The win brought more than scholarship money and the chance to work out a deal with Concord Music Group. (Salvant opted to release Woman Child on the Mack Avenue label.) Present for her big day was pianist Jacky Terrasson, who liked what he heard and kept the singer in mind for a future project. On Terrasson’s Gouache, due for an American release in February, Salvant provides vocals for Erik Satie’s “Je Te Veux” and sings the John Lennon/Yoko Ono composition “Oh My Love.”

Through the competition Salvant also met her manager, Edward Arrendell. Arrendell connected Salvant with his other artist, Wynton Marsalis, and the pair hit it off; Salvant has since worked with Marsalis in Paris, Chicago and New York, and the two will tour along with the Jazz at Lincoln Center Orchestra in December 2013. “I learned so much from just a 15-minute rehearsal with him,” says Salvant about her first time playing with Marsalis. “Stuff about phrasing, rhythm, interpretation. Getting back to listening to Louis Armstrong sing, which I hadn’t really checked out that much. Learning how to try and make the rhythm section sound good. As Monk would say, you have to make the drummer sound like he’s swinging. A lot of things that were eye-openers. Ear-openers, I guess.”
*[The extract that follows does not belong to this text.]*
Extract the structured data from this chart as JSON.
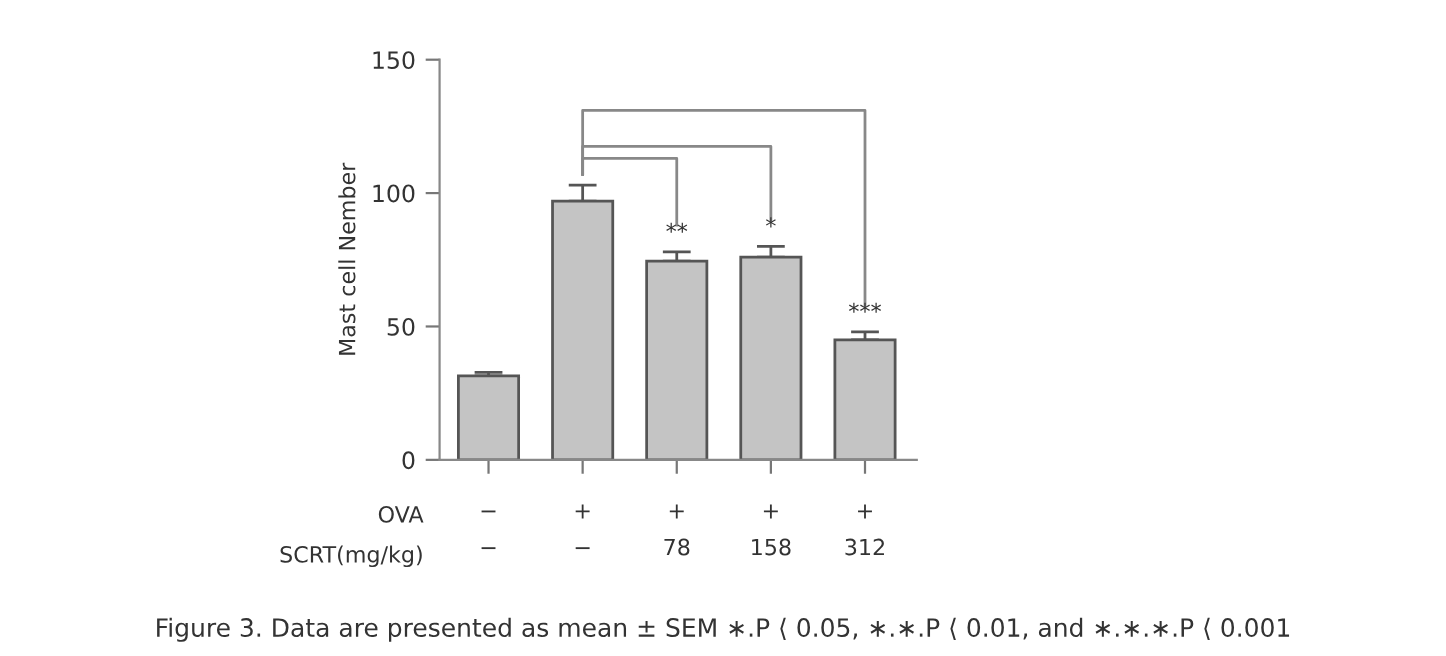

The admiration flows both ways. In an e-mail, Marsalis touched on the multifaceted nature of Salvant’s talents. “She has poise, elegance, soul, humor, sensuality, power, virtuosity, range, insight, intelligence, depth and grace,” he writes.

Set to be released in the first half of 2013, Woman Child is informed by Salvant’s experiences as a sidewoman but focuses on the dissonance between the types of songs that comprise Cecile and the heavier material she’s been working on in a live setting. The album will include familiar tunes like “I Didn’t Know What Time It Was” as well as pieces like “Nobody,” Bert Williams’ early 20th-century ode to solitude.

“It’s about this dichotomy,” says Salvant. “Our lives are basically, just, incredibly wracked with impending doom. But at the same time we laugh and we have a good time, and we don’t think about that all the time. There’re so many contradictions to life and love.”